From the crest you ride down a straight and fast roller, then wind up some switchbacks, then down again, and up and so on. Eventually you come to the crossroads with Red Warrior. This is the section listed on the map as “Downhill Only,” and on the ride up I’d wondered why. In NorCal what that usually means is that hikers have managed to get what would otherwise be a great trail closed on the downhill direction to riders.
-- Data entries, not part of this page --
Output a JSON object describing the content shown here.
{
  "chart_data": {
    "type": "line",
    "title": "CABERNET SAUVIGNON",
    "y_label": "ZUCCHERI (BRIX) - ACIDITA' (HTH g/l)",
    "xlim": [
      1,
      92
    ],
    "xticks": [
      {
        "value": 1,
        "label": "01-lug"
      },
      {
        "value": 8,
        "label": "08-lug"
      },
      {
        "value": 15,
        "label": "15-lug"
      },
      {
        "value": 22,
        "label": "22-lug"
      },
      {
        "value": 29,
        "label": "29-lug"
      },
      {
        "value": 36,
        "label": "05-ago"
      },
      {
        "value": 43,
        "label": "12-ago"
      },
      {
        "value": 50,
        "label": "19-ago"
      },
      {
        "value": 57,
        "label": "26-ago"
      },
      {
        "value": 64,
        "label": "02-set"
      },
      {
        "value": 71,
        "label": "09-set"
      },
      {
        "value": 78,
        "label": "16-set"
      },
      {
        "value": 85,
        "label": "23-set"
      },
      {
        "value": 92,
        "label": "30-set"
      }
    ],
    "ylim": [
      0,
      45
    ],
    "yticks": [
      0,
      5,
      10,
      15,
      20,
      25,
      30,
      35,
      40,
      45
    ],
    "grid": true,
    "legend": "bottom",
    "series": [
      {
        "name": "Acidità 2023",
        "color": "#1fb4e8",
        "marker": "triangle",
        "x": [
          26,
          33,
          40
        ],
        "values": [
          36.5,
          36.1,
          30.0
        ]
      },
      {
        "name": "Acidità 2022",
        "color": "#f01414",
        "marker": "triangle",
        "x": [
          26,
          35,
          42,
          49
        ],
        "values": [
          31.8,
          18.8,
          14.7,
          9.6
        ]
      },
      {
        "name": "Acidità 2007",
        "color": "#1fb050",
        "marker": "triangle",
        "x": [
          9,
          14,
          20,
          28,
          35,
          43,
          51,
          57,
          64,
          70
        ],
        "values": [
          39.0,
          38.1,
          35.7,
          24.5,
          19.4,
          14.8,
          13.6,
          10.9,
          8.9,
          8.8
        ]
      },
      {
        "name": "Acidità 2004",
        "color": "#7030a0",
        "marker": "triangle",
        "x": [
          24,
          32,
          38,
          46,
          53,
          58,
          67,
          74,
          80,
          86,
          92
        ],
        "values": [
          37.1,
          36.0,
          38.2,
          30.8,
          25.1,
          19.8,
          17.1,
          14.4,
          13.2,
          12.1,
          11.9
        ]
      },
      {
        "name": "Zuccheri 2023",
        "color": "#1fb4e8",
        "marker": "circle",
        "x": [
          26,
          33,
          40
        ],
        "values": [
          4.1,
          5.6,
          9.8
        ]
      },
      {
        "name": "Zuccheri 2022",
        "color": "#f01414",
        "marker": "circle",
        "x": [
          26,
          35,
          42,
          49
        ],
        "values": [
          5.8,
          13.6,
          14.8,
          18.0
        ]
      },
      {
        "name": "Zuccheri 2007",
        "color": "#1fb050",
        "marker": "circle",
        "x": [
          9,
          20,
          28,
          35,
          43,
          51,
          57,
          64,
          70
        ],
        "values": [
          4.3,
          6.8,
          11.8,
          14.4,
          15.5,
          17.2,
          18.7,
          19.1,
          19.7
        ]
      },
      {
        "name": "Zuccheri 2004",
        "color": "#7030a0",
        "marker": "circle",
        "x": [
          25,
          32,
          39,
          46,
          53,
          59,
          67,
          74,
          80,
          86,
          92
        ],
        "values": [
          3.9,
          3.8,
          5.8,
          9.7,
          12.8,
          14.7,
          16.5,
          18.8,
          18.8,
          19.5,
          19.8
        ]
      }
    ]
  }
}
But Red Warrior is downhill only because it’d be nothing but a hike with wheels going up. The thing is steep. And rocky. And loose. Into the first couple of sections I was already going too fast for the Turner, whose tail was bouncing around like there was silly putty in the rear tire. They say to learn to let the bike do the leading, which is great until the bike leads you into a tree. I was trying to rein the Turner in. But at the same time, I was having way too much fun to want to slow down.

A couple of weeks earlier I’d ridden one of my favorite downhills anywhere, Mr. Toad’s Wild Ride (Saxon Creek) at Lake Tahoe. Red Warrior has to rank close behind Toad’s. It’s not quite as sphincter-clenching and hairball as Toad’s. But it’s steep and it’s long. At the bottom I was laughing out loud and whooping like a kid on a carny ride. Hey, can we do that one again? Jim gave me a high-five and shouted, “If that’s what you call too much of the same, give me more!”

After the ride we checked out the hot springs, then drove back to town. When we got to the campsite, we found no trace of Jason. No car, no tent. Just a note on the campsite marker. I knew right away what it would say. Jason had left for Seattle. Too much to do back home, he said. He was planning a big ride in Switzerland and needed to pull together the loose ends.

I felt pretty bad, figuring Jason’s Dream Trip had kind of disintegrated from my bullheadedness. We do what we do. I left him voice mail apologizing and saying I hoped he didn’t hate us. When I finally got to talk with him, Jason was pretty cool about the whole thing. For those of us who tend to live in pigeon holes, Jason’s free-spiritedness can be kind of unsettling. But you can’t deny it: If your life had worked out that you could live every day exactly the way you wanted to, why would you bother with anything else?